Durante il periodo di carcerazione a Parigi cercò di fuggire infruttuosamente due volte. La prima il giorno stesso dell’arresto: chiese di andare in bagno da dove senza manette fuggì sul tetto dell’edificio non trovando ulteriore via di fuga; la seconda a fine novembre in collaborazione con altri due detenuti: evasi dalle celle furono catturati.

 

Essendosi rifiutata di sottoscrivere un impegno d’onore a non tentare di scappare più, il 27 novembre fu trasferita in un carcere nei pressi di Karlsruhe, dove rimarrà in stato di isolamento, con mani e piedi legati fra di loro, fino al 12 settembre del ‘44.

 

Portata nel campo di concentramento di Dachau fu uccisa il 13, dopo essere stata violentemente picchiata, con un colpo d’arma da fuoco alla nuca da un ufficiale delle SS, Friedrich Wilhelm Ruppert, poi condannato all’impiccagione dagli Alleati come criminale di guerra nel maggio del ‘46. Un testimone del suo omicidio riferì nel ‘58 che ella non mostrò segni di paura sino alla fine, mantenendo un altissimo contegno, la sua ultima parola fu: «Liberté!».

 

Non diede mai informazioni al nemico di nessun tipo. Fu uccisa assieme a tre donne combattenti del SOE: Yolande Beekman, Eliana Plewman, Madeleine Damerment (quest’ultima era stata paracadutata come lei dopo il suo arresto).

 

I cadaveri furono inceneriti in un forno crematorio, vicino al quale oggi una lapide rievoca queste uccisioni.
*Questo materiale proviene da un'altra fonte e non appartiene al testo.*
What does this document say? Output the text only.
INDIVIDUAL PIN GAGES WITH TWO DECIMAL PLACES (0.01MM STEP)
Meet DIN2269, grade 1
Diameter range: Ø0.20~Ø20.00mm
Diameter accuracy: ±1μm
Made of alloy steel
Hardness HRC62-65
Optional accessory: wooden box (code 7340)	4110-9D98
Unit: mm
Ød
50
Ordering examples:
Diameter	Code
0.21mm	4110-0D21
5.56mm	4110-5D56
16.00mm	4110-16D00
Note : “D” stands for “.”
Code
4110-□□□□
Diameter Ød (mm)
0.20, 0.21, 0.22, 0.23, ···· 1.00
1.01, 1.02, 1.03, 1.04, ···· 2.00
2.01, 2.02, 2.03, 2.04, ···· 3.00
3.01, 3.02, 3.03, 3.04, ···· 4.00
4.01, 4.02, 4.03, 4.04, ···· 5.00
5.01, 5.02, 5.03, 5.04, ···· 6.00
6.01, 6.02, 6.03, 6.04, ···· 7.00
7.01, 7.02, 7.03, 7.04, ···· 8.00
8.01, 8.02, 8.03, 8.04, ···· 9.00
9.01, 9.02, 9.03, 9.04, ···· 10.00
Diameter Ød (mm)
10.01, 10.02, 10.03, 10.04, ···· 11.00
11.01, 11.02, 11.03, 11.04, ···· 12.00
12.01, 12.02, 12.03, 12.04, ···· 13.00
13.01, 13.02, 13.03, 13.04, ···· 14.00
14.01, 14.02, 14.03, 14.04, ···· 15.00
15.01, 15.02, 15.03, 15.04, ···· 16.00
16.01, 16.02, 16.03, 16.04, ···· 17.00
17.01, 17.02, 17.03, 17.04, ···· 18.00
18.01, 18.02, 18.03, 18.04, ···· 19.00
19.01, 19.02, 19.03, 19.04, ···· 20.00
Le sono stati conferiti in Inghilterra la Croce di san Giorgio (la più alta onorificenza civile, concessa solamente ad altre tre donne; gazzetta ufficiale inglese del 5-4-1949, qualche giorno dopo morì la madre), la Menzione militare, e il cavalierato dell’Ordine dell’Impero britannico (marzo ‘44); in Francia la Croce di guerra 1939-1945.

 

Ogni 14 luglio, anniversario della presa della Bastiglia, una banda musicale militare la ricorda suonando davanti alla casa in cui trascorse la giovinezza a Suresnes (dove è stata apposta una lapide in sua memoria).

 

È ricordata inoltre nel monumento inglese a Valençay intitolato The Spirit of Partnership nella lista di 104 agenti caduti, e da una lapide alla Scuola di agricoltura di Grignon che recita: «À la mémoire de NOOR INAYAT KHAN dite MADELEINE, George Cross, Croix de guerre, Héroïne de la résistance, 1914-1944.».